Tom O’Hara, co-manager of the Henderson European Focus didn’t go as far as to call it “boring”, but said AI is a “mixed basket” in terms opportunities, overhyped and predominantly a business-to-business story.

“AI is a great tool for software companies like SAP trying to sell or offer services to other companies,” he said. “A lot of it is going to be about sales of AI services by the large software groups. IPOs of bad AI companies which will ultimately go bankrupt is another risk and a thing to avoid.”

There was also fear that AI was going to leave a trail of destruction at companies such as Universal Music Group, one of the trust’s holdings whose share price tanked 20% in May this year over the debate around music-making AI systems. The stock, which made up 1.31% of the Henderson portfolio in September last year and was 1.5% as of 31 March 2023, has recovered since then.

Performance of stock over 1yr

Source: Yahoo!
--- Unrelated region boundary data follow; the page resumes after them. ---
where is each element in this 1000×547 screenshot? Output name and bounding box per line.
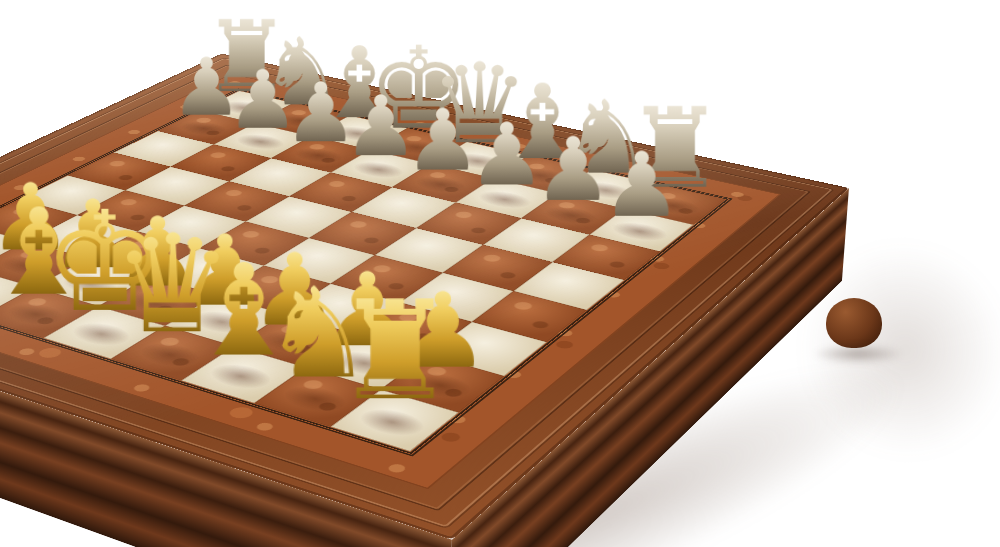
scene: ♜♞♝♚♛♝♞♜♟♟♟♟♟♟♟♟♟♟♟♟♟♟♟♟♜♞♝♚♛♝♞♜ bbox=[0, 0, 1000, 547]
piece-gold-rook-h1[interactable]: ♜ bbox=[306, 283, 485, 420]
stage: ♜♞♝♚♛♝♞♜♟♟♟♟♟♟♟♟♟♟♟♟♟♟♟♟♜♞♝♚♛♝♞♜ bbox=[0, 0, 1000, 547]
chessboard-case: ♜♞♝♚♛♝♞♜♟♟♟♟♟♟♟♟♟♟♟♟♟♟♟♟♜♞♝♚♛♝♞♜ bbox=[0, 54, 849, 540]
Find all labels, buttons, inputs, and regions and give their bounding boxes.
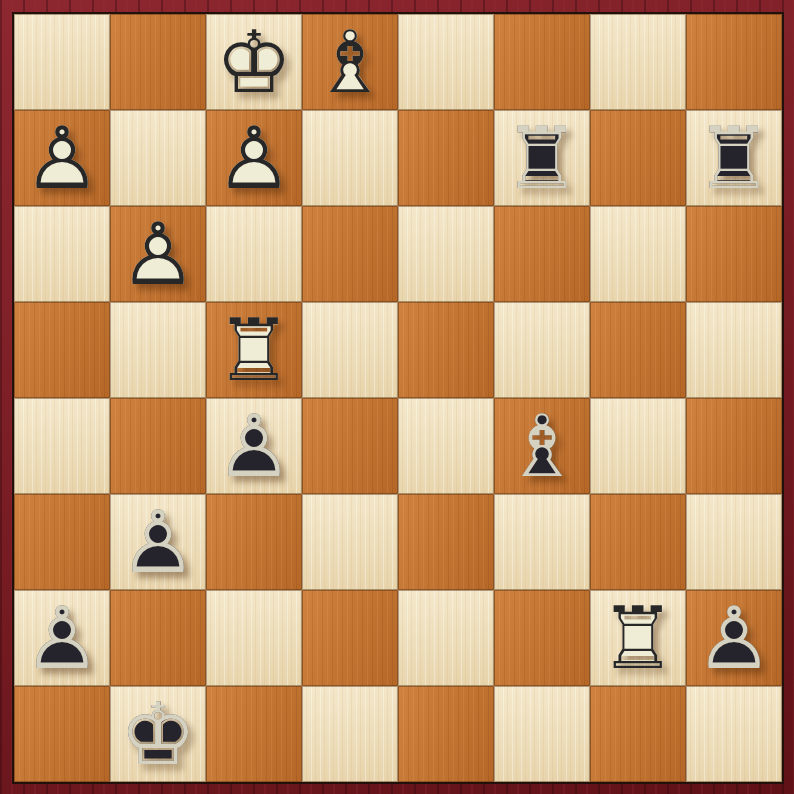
black-bishop-outline: ♗ (494, 398, 590, 494)
square-e3[interactable] (398, 494, 494, 590)
square-a6[interactable] (14, 206, 110, 302)
white-rook[interactable]: ♜♖ (206, 302, 302, 398)
square-f2[interactable] (494, 590, 590, 686)
square-a5[interactable] (14, 302, 110, 398)
square-h2[interactable]: ♟♙ (686, 590, 782, 686)
square-c3[interactable] (206, 494, 302, 590)
square-e7[interactable] (398, 110, 494, 206)
square-e8[interactable] (398, 14, 494, 110)
square-f7[interactable]: ♜♖ (494, 110, 590, 206)
square-h5[interactable] (686, 302, 782, 398)
black-rook[interactable]: ♜♖ (494, 110, 590, 206)
square-a4[interactable] (14, 398, 110, 494)
square-a1[interactable] (14, 686, 110, 782)
square-g3[interactable] (590, 494, 686, 590)
square-c5[interactable]: ♜♖ (206, 302, 302, 398)
square-h4[interactable] (686, 398, 782, 494)
square-f1[interactable] (494, 686, 590, 782)
square-h1[interactable] (686, 686, 782, 782)
square-f3[interactable] (494, 494, 590, 590)
square-a7[interactable]: ♟♙ (14, 110, 110, 206)
square-d3[interactable] (302, 494, 398, 590)
white-pawn[interactable]: ♟♙ (110, 206, 206, 302)
square-e6[interactable] (398, 206, 494, 302)
chessboard: ♚♔♝♗♟♙♟♙♜♖♜♖♟♙♜♖♟♙♝♗♟♙♟♙♜♖♟♙♚♔ (12, 12, 784, 784)
square-b8[interactable] (110, 14, 206, 110)
square-c4[interactable]: ♟♙ (206, 398, 302, 494)
black-rook-outline: ♖ (494, 110, 590, 206)
square-d8[interactable]: ♝♗ (302, 14, 398, 110)
square-d6[interactable] (302, 206, 398, 302)
white-pawn-outline: ♙ (110, 206, 206, 302)
square-d1[interactable] (302, 686, 398, 782)
square-g5[interactable] (590, 302, 686, 398)
square-a3[interactable] (14, 494, 110, 590)
square-b4[interactable] (110, 398, 206, 494)
square-g2[interactable]: ♜♖ (590, 590, 686, 686)
square-f5[interactable] (494, 302, 590, 398)
black-pawn-outline: ♙ (14, 590, 110, 686)
square-e1[interactable] (398, 686, 494, 782)
white-pawn[interactable]: ♟♙ (206, 110, 302, 206)
white-bishop-outline: ♗ (302, 14, 398, 110)
square-h6[interactable] (686, 206, 782, 302)
square-b7[interactable] (110, 110, 206, 206)
black-pawn-outline: ♙ (110, 494, 206, 590)
white-pawn-outline: ♙ (14, 110, 110, 206)
square-b3[interactable]: ♟♙ (110, 494, 206, 590)
square-f4[interactable]: ♝♗ (494, 398, 590, 494)
white-king-outline: ♔ (206, 14, 302, 110)
chess-app: ♚♔♝♗♟♙♟♙♜♖♜♖♟♙♜♖♟♙♝♗♟♙♟♙♜♖♟♙♚♔ (0, 0, 794, 794)
square-b5[interactable] (110, 302, 206, 398)
black-pawn-outline: ♙ (686, 590, 782, 686)
square-f6[interactable] (494, 206, 590, 302)
black-rook[interactable]: ♜♖ (686, 110, 782, 206)
square-d5[interactable] (302, 302, 398, 398)
square-g7[interactable] (590, 110, 686, 206)
square-a2[interactable]: ♟♙ (14, 590, 110, 686)
square-e2[interactable] (398, 590, 494, 686)
white-pawn[interactable]: ♟♙ (14, 110, 110, 206)
square-g1[interactable] (590, 686, 686, 782)
white-pawn-outline: ♙ (206, 110, 302, 206)
square-c8[interactable]: ♚♔ (206, 14, 302, 110)
black-king[interactable]: ♚♔ (110, 686, 206, 782)
square-h3[interactable] (686, 494, 782, 590)
square-h8[interactable] (686, 14, 782, 110)
square-b2[interactable] (110, 590, 206, 686)
black-pawn[interactable]: ♟♙ (110, 494, 206, 590)
black-bishop[interactable]: ♝♗ (494, 398, 590, 494)
square-d4[interactable] (302, 398, 398, 494)
square-g8[interactable] (590, 14, 686, 110)
square-d7[interactable] (302, 110, 398, 206)
black-pawn[interactable]: ♟♙ (14, 590, 110, 686)
square-e4[interactable] (398, 398, 494, 494)
square-b1[interactable]: ♚♔ (110, 686, 206, 782)
white-rook[interactable]: ♜♖ (590, 590, 686, 686)
square-a8[interactable] (14, 14, 110, 110)
square-g4[interactable] (590, 398, 686, 494)
white-rook-outline: ♖ (590, 590, 686, 686)
white-bishop[interactable]: ♝♗ (302, 14, 398, 110)
black-pawn[interactable]: ♟♙ (206, 398, 302, 494)
white-rook-outline: ♖ (206, 302, 302, 398)
square-c1[interactable] (206, 686, 302, 782)
square-g6[interactable] (590, 206, 686, 302)
black-rook-outline: ♖ (686, 110, 782, 206)
square-c2[interactable] (206, 590, 302, 686)
white-king[interactable]: ♚♔ (206, 14, 302, 110)
black-pawn-outline: ♙ (206, 398, 302, 494)
square-c6[interactable] (206, 206, 302, 302)
square-f8[interactable] (494, 14, 590, 110)
black-pawn[interactable]: ♟♙ (686, 590, 782, 686)
square-c7[interactable]: ♟♙ (206, 110, 302, 206)
square-h7[interactable]: ♜♖ (686, 110, 782, 206)
black-king-outline: ♔ (110, 686, 206, 782)
square-d2[interactable] (302, 590, 398, 686)
square-e5[interactable] (398, 302, 494, 398)
square-b6[interactable]: ♟♙ (110, 206, 206, 302)
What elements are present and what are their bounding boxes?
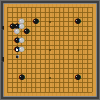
star-point [77, 49, 79, 51]
grid-vertical-line [54, 7, 55, 92]
grid-vertical-line [73, 7, 74, 92]
stone-highlight [34, 20, 35, 21]
star-point [49, 77, 51, 79]
grid-vertical-line [63, 7, 64, 92]
grid-horizontal-line [7, 68, 92, 69]
grid-vertical-line [59, 7, 60, 92]
white-stone: ● [19, 47, 24, 52]
stone-highlight [25, 30, 26, 31]
stone-highlight [16, 25, 17, 26]
go-board[interactable]: ●●●●●●●●●●●●●● [4, 4, 96, 96]
stone-highlight [16, 30, 17, 31]
stone-highlight [20, 76, 21, 77]
star-point [49, 49, 51, 51]
stone-highlight [76, 76, 77, 77]
black-stone: ● [33, 19, 38, 24]
star-point [49, 21, 51, 23]
grid-horizontal-line [7, 82, 92, 83]
annotation-marker [16, 55, 19, 59]
last-move-marker [16, 49, 18, 51]
black-stone: ● [75, 19, 80, 24]
grid-vertical-line [87, 7, 88, 92]
stone-highlight [20, 25, 21, 26]
stone-highlight [11, 25, 12, 26]
app-window: ●●●●●●●●●●●●●● [0, 0, 100, 100]
grid-horizontal-line [7, 59, 92, 60]
grid-horizontal-line [7, 54, 92, 55]
grid-vertical-line [68, 7, 69, 92]
stone-highlight [76, 20, 77, 21]
black-stone: ● [19, 75, 24, 80]
black-stone: ● [75, 75, 80, 80]
grid-vertical-line [92, 7, 93, 92]
frame-edge-marker [1, 26, 4, 31]
grid-horizontal-line [7, 87, 92, 88]
stone-highlight [16, 39, 17, 40]
white-stone: ● [15, 29, 20, 34]
white-stone: ● [19, 38, 24, 43]
stone-highlight [20, 48, 21, 49]
grid-horizontal-line [7, 92, 92, 93]
frame-edge-marker [1, 57, 4, 62]
grid-horizontal-line [7, 63, 92, 64]
stone-highlight [20, 39, 21, 40]
grid-vertical-line [82, 7, 83, 92]
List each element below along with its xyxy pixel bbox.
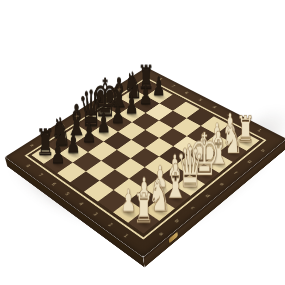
photo-background: 88hh77gg66ff55ee44dd33cc22bb11aa♜♞♟♝♟♚♟♛… bbox=[0, 0, 285, 285]
chess-board: 88hh77gg66ff55ee44dd33cc22bb11aa♜♞♟♝♟♚♟♛… bbox=[5, 67, 285, 257]
brass-latch bbox=[169, 232, 178, 244]
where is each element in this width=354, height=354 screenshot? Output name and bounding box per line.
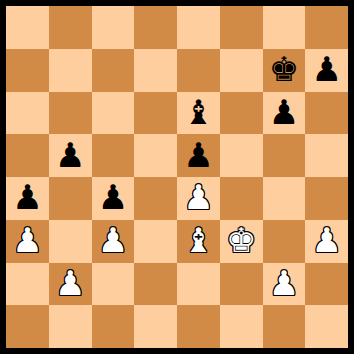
square-e3[interactable]: ♝ (177, 220, 220, 263)
square-f3[interactable]: ♚ (220, 220, 263, 263)
black-pawn-piece[interactable]: ♟ (269, 92, 299, 133)
square-e2[interactable] (177, 263, 220, 306)
square-c2[interactable] (92, 263, 135, 306)
square-f7[interactable] (220, 49, 263, 92)
square-d1[interactable] (134, 305, 177, 348)
chess-board: ♚♟♝♟♟♟♟♟♟♟♟♝♚♟♟♟ (6, 6, 348, 348)
square-f4[interactable] (220, 177, 263, 220)
white-pawn-piece[interactable]: ♟ (269, 263, 299, 304)
square-a4[interactable]: ♟ (6, 177, 49, 220)
white-bishop-piece[interactable]: ♝ (183, 220, 213, 261)
square-a2[interactable] (6, 263, 49, 306)
square-h8[interactable] (305, 6, 348, 49)
square-b6[interactable] (49, 92, 92, 135)
white-pawn-piece[interactable]: ♟ (55, 263, 85, 304)
square-d3[interactable] (134, 220, 177, 263)
square-b1[interactable] (49, 305, 92, 348)
black-pawn-piece[interactable]: ♟ (12, 177, 42, 218)
black-bishop-piece[interactable]: ♝ (183, 92, 213, 133)
square-b4[interactable] (49, 177, 92, 220)
square-c5[interactable] (92, 134, 135, 177)
square-h7[interactable]: ♟ (305, 49, 348, 92)
black-pawn-piece[interactable]: ♟ (183, 134, 213, 175)
square-e1[interactable] (177, 305, 220, 348)
black-king-piece[interactable]: ♚ (269, 49, 299, 90)
square-g8[interactable] (263, 6, 306, 49)
square-c7[interactable] (92, 49, 135, 92)
square-f8[interactable] (220, 6, 263, 49)
square-g5[interactable] (263, 134, 306, 177)
square-h2[interactable] (305, 263, 348, 306)
square-g7[interactable]: ♚ (263, 49, 306, 92)
square-h1[interactable] (305, 305, 348, 348)
square-b2[interactable]: ♟ (49, 263, 92, 306)
square-e8[interactable] (177, 6, 220, 49)
square-b8[interactable] (49, 6, 92, 49)
square-a7[interactable] (6, 49, 49, 92)
square-g3[interactable] (263, 220, 306, 263)
square-g2[interactable]: ♟ (263, 263, 306, 306)
square-d4[interactable] (134, 177, 177, 220)
square-h4[interactable] (305, 177, 348, 220)
square-a3[interactable]: ♟ (6, 220, 49, 263)
square-d2[interactable] (134, 263, 177, 306)
white-pawn-piece[interactable]: ♟ (98, 220, 128, 261)
square-f6[interactable] (220, 92, 263, 135)
square-e6[interactable]: ♝ (177, 92, 220, 135)
square-a6[interactable] (6, 92, 49, 135)
square-b3[interactable] (49, 220, 92, 263)
square-e4[interactable]: ♟ (177, 177, 220, 220)
square-e7[interactable] (177, 49, 220, 92)
board-frame: ♚♟♝♟♟♟♟♟♟♟♟♝♚♟♟♟ (0, 0, 354, 354)
black-pawn-piece[interactable]: ♟ (98, 177, 128, 218)
square-b7[interactable] (49, 49, 92, 92)
square-c4[interactable]: ♟ (92, 177, 135, 220)
white-pawn-piece[interactable]: ♟ (311, 220, 341, 261)
square-d6[interactable] (134, 92, 177, 135)
white-pawn-piece[interactable]: ♟ (12, 220, 42, 261)
square-c8[interactable] (92, 6, 135, 49)
black-pawn-piece[interactable]: ♟ (311, 49, 341, 90)
square-f2[interactable] (220, 263, 263, 306)
square-g1[interactable] (263, 305, 306, 348)
square-c3[interactable]: ♟ (92, 220, 135, 263)
black-pawn-piece[interactable]: ♟ (55, 134, 85, 175)
square-f5[interactable] (220, 134, 263, 177)
white-pawn-piece[interactable]: ♟ (183, 177, 213, 218)
square-d5[interactable] (134, 134, 177, 177)
square-g4[interactable] (263, 177, 306, 220)
white-king-piece[interactable]: ♚ (226, 220, 256, 261)
square-c1[interactable] (92, 305, 135, 348)
square-h5[interactable] (305, 134, 348, 177)
square-h3[interactable]: ♟ (305, 220, 348, 263)
square-g6[interactable]: ♟ (263, 92, 306, 135)
square-a1[interactable] (6, 305, 49, 348)
square-a5[interactable] (6, 134, 49, 177)
square-a8[interactable] (6, 6, 49, 49)
square-d7[interactable] (134, 49, 177, 92)
square-b5[interactable]: ♟ (49, 134, 92, 177)
square-d8[interactable] (134, 6, 177, 49)
square-e5[interactable]: ♟ (177, 134, 220, 177)
square-h6[interactable] (305, 92, 348, 135)
square-f1[interactable] (220, 305, 263, 348)
square-c6[interactable] (92, 92, 135, 135)
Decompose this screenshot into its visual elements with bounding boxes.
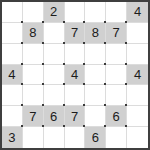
clue-number: 7 <box>29 109 36 124</box>
empty-cell[interactable] <box>44 85 65 106</box>
empty-cell[interactable] <box>23 2 44 23</box>
empty-cell[interactable] <box>127 23 148 44</box>
empty-cell[interactable] <box>65 44 86 65</box>
empty-cell[interactable] <box>44 44 65 65</box>
clue-cell: 8 <box>85 23 106 44</box>
clue-cell: 7 <box>65 23 86 44</box>
clue-number: 4 <box>134 67 141 82</box>
empty-cell[interactable] <box>85 106 106 127</box>
clue-cell: 4 <box>127 65 148 86</box>
clue-cell: 6 <box>44 106 65 127</box>
clue-cell: 7 <box>106 23 127 44</box>
empty-cell[interactable] <box>85 44 106 65</box>
empty-cell[interactable] <box>44 127 65 148</box>
clue-number: 7 <box>113 25 120 40</box>
empty-cell[interactable] <box>106 44 127 65</box>
empty-cell[interactable] <box>127 44 148 65</box>
clue-number: 4 <box>8 67 15 82</box>
clue-cell: 4 <box>2 65 23 86</box>
empty-cell[interactable] <box>106 127 127 148</box>
clue-number: 6 <box>50 109 57 124</box>
minesweeper-board: 248787444767636 <box>0 0 150 150</box>
empty-cell[interactable] <box>2 106 23 127</box>
empty-cell[interactable] <box>85 65 106 86</box>
clue-cell: 6 <box>106 106 127 127</box>
empty-cell[interactable] <box>106 65 127 86</box>
empty-cell[interactable] <box>65 127 86 148</box>
empty-cell[interactable] <box>23 44 44 65</box>
clue-cell: 8 <box>23 23 44 44</box>
empty-cell[interactable] <box>2 2 23 23</box>
clue-number: 8 <box>29 25 36 40</box>
clue-cell: 4 <box>127 2 148 23</box>
empty-cell[interactable] <box>2 85 23 106</box>
clue-number: 8 <box>92 25 99 40</box>
clue-number: 3 <box>8 130 15 145</box>
clue-number: 6 <box>113 109 120 124</box>
clue-cell: 6 <box>85 127 106 148</box>
empty-cell[interactable] <box>127 127 148 148</box>
empty-cell[interactable] <box>23 127 44 148</box>
empty-cell[interactable] <box>44 23 65 44</box>
empty-cell[interactable] <box>127 85 148 106</box>
clue-number: 7 <box>71 109 78 124</box>
clue-number: 4 <box>134 4 141 19</box>
empty-cell[interactable] <box>65 85 86 106</box>
clue-number: 2 <box>50 4 57 19</box>
clue-cell: 2 <box>44 2 65 23</box>
empty-cell[interactable] <box>85 2 106 23</box>
empty-cell[interactable] <box>127 106 148 127</box>
empty-cell[interactable] <box>65 2 86 23</box>
clue-cell: 7 <box>23 106 44 127</box>
clue-cell: 7 <box>65 106 86 127</box>
empty-cell[interactable] <box>2 23 23 44</box>
clue-cell: 3 <box>2 127 23 148</box>
empty-cell[interactable] <box>85 85 106 106</box>
empty-cell[interactable] <box>2 44 23 65</box>
clue-number: 4 <box>71 67 78 82</box>
clue-number: 7 <box>71 25 78 40</box>
clue-cell: 4 <box>65 65 86 86</box>
empty-cell[interactable] <box>23 85 44 106</box>
clue-number: 6 <box>92 130 99 145</box>
empty-cell[interactable] <box>44 65 65 86</box>
empty-cell[interactable] <box>106 2 127 23</box>
empty-cell[interactable] <box>23 65 44 86</box>
empty-cell[interactable] <box>106 85 127 106</box>
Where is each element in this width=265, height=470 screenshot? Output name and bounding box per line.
Finance

“People expected a graveyard of victims, but what will happen is many companies will simply adopt it and deploy it as an integrated system,” O’Hara concluded.

Someone who is expecting victims from the technology is Andy Merricks, co-manager of the IDAD Future Wealth fund, who predicted a humbling disruption, especially for some professions.

“There is a lot of complacency in some professions about how vulnerable they are. I remember seeing a list of the top 10 professions most at risk from AI and four of the top five were accountancy, legal, journalist and fund manager,” he said.

“There is a lot of arrogance and self-importance amongst some practitioners of these vocations as AI is very good at doing what has always been considered by humans to be very complex and ‘clever’. What AI is not good at is manual tasks such as to be found in nursing, hospitality, building etc.

“Many well paid practitioners will be surprised by what is coming. It won’t happen tomorrow, but seems to me to be inevitable in the next wave.”